Fransa’da ilkbaharda kapatılan Saint-Avold kentindeki kömür santralinde yeniden elektrik üretimine başlandı. Almanya’da Aşağı Saksonya eyaletindeki kömürlü elektrik santraline nisan ayına kadar tekrar faaliyete geçmesi için acil durum izni verilirken, kapatılması planlanan bazı santrallerin ömrü uzatıldı. Böylelikle Almanya, 6 gigavatsaat üzerinde üretim kapasitesi bulunan kömür santrallerini acil durum rezervi olarak hazırda bekletme kararı aldı.

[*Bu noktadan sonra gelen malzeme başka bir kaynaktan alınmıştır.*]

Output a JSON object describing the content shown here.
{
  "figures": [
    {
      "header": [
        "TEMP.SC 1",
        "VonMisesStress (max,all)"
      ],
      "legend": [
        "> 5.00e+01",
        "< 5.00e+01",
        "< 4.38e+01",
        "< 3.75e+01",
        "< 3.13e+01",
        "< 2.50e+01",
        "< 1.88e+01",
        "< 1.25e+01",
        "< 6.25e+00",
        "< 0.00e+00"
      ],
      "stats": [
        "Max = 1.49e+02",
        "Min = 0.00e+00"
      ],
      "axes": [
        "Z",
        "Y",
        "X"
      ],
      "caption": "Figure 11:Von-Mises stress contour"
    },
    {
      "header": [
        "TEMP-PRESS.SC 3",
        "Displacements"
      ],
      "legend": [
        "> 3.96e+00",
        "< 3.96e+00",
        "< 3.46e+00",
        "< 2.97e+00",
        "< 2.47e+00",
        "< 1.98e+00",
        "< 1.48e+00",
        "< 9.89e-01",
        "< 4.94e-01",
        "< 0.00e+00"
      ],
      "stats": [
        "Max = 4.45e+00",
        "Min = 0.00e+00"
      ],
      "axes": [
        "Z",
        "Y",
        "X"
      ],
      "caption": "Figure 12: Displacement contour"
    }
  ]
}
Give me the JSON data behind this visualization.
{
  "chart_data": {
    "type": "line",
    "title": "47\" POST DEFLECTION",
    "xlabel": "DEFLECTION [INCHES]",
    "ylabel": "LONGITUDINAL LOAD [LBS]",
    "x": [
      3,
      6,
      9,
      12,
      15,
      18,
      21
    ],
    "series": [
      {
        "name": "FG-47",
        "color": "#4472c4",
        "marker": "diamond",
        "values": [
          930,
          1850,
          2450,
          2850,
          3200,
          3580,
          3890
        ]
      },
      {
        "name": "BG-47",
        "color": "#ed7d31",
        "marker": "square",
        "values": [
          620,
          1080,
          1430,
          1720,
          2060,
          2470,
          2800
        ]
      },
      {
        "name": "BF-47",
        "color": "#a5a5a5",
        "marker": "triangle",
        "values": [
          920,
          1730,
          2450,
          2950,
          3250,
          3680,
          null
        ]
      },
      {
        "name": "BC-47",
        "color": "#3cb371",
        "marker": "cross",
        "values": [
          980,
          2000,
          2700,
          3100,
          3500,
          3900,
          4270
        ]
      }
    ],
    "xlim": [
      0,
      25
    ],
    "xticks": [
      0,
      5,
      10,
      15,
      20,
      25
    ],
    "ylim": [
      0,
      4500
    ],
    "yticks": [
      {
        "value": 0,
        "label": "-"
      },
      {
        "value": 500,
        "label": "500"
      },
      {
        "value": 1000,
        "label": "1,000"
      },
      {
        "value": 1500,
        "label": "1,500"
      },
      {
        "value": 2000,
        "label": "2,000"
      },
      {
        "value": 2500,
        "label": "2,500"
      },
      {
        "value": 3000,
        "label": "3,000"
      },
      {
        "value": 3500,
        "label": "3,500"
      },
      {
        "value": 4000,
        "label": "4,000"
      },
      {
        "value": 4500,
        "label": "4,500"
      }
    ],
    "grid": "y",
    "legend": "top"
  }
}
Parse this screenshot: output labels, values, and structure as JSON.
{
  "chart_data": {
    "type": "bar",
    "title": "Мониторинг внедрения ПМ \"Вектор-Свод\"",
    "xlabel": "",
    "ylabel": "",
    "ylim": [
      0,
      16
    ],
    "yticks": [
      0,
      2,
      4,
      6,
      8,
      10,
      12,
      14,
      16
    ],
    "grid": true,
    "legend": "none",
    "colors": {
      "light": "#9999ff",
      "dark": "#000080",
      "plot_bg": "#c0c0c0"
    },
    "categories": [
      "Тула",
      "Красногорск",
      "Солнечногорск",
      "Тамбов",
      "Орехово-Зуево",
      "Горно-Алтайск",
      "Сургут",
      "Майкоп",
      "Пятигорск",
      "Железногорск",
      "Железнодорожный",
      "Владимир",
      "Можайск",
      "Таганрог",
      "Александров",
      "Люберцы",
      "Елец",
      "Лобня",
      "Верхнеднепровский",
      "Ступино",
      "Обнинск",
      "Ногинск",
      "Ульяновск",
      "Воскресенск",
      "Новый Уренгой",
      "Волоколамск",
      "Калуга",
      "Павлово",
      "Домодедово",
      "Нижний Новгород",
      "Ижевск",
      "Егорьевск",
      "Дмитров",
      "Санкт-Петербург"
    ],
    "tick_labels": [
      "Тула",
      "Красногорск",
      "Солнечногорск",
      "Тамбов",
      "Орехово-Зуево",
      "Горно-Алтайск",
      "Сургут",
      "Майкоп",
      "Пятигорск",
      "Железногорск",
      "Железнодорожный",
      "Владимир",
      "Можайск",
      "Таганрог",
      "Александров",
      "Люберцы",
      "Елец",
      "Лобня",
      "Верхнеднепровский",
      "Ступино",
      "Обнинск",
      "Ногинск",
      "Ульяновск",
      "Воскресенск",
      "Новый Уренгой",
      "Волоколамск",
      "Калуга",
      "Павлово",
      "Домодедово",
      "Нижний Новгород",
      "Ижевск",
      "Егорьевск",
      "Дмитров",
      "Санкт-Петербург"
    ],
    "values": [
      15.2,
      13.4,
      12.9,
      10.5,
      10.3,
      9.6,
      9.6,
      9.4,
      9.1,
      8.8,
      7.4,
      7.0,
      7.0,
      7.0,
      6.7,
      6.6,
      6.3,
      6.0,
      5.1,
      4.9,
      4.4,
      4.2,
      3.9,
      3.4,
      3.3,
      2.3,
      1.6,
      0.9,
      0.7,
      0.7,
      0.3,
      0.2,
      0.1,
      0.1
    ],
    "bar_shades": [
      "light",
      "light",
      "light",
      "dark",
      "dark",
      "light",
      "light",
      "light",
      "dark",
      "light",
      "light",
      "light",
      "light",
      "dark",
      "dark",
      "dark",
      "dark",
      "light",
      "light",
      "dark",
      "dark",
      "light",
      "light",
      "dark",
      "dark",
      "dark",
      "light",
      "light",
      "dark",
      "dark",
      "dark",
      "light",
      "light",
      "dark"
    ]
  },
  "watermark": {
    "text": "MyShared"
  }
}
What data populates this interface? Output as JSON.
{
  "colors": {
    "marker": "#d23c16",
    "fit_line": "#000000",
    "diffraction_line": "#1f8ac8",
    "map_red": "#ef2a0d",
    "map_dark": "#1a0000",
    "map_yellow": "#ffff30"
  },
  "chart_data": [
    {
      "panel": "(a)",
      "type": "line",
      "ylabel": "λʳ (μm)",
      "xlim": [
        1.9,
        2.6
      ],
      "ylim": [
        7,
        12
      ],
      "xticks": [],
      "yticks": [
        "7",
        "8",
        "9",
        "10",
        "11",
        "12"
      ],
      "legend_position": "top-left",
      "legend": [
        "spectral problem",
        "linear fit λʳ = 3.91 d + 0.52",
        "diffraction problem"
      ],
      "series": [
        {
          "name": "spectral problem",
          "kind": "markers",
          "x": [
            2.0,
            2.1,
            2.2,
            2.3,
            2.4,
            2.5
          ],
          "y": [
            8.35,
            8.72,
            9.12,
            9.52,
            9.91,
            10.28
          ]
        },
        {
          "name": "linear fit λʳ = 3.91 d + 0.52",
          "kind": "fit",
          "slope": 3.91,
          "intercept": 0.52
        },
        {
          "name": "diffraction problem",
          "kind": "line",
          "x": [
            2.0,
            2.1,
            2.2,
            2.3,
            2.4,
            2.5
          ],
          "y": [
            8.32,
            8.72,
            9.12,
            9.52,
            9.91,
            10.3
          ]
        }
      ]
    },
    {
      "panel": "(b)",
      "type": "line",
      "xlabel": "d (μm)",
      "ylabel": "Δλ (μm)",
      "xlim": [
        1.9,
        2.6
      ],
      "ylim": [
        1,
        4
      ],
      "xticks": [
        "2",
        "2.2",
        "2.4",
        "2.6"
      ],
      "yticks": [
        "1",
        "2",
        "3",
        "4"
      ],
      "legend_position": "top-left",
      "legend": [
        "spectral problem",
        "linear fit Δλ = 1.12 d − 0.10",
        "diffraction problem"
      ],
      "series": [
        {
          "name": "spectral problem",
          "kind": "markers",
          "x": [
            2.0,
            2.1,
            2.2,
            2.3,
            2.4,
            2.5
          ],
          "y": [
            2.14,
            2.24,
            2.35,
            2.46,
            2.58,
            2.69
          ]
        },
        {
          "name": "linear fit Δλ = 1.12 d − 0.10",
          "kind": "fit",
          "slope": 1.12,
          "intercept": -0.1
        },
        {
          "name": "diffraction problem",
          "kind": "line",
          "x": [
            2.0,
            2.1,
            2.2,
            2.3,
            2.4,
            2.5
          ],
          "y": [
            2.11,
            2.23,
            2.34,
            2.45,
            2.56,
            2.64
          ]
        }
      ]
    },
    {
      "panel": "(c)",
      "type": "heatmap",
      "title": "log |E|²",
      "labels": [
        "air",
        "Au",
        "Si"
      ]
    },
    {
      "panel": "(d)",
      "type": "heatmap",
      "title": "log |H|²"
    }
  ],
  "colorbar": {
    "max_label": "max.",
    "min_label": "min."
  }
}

[Ünlü çevre aktivisti Greta Thunberg de Lützerath’taki direnişe katılmıştı.Fotoğraf: Federico Gambarini/dpa/picture alliance]
Almaya’da “linyit köyü”nde direniş
Almanya’da kömür üretimi kısa vadede artırılırken kabine, 2038’de kömürden çıkış hedefini öne çekerek geçen yıl kasım ayında batıdaki Kuzey Ren Vestfalya eyaletinde 2030 yılına kadar kömürden çıkışın hızlandırılmasını onayladı.
Ancak Kuzey Ren Vestfalya eyaletinde “linyit köyü” olarak bilinen Lützerath’taki kömür madenine karşı köylülerin yaklaşık üç yıldır süren direnişi bu yılın başında polis müdahalesi ile son buldu. Enerji şirketi RWE’nin linyit kömürü çıkarılan sahayı genişletme kararı üzerine, Mönchengladbach kenti yakınlarındaki maden bölgesinde ağaçların tepelerine kurdukları baraka evlerde yaşayan çevreciler, bölgedeki maden ocağının genişletilmesi yerine kapatılması gerektiğine dikkat çekiyordu. Çevre aktivistleri bu yılın başında köyde maden sahalarının genişletilmemesi ve mevcut sahaların kapatılması talebiyle yaklaşık 35 bin kişinin katılımıyla bir gösteri düzenlemiş ve polisin sert müdahalesiyle karşılaşmıştı. Gösteriler sırasında İsveçli çevre aktivisti Greta Thunberg de gözaltına alındı. Alman polisi Lützerath’ın tamamen boşaltıldığını bildirdi.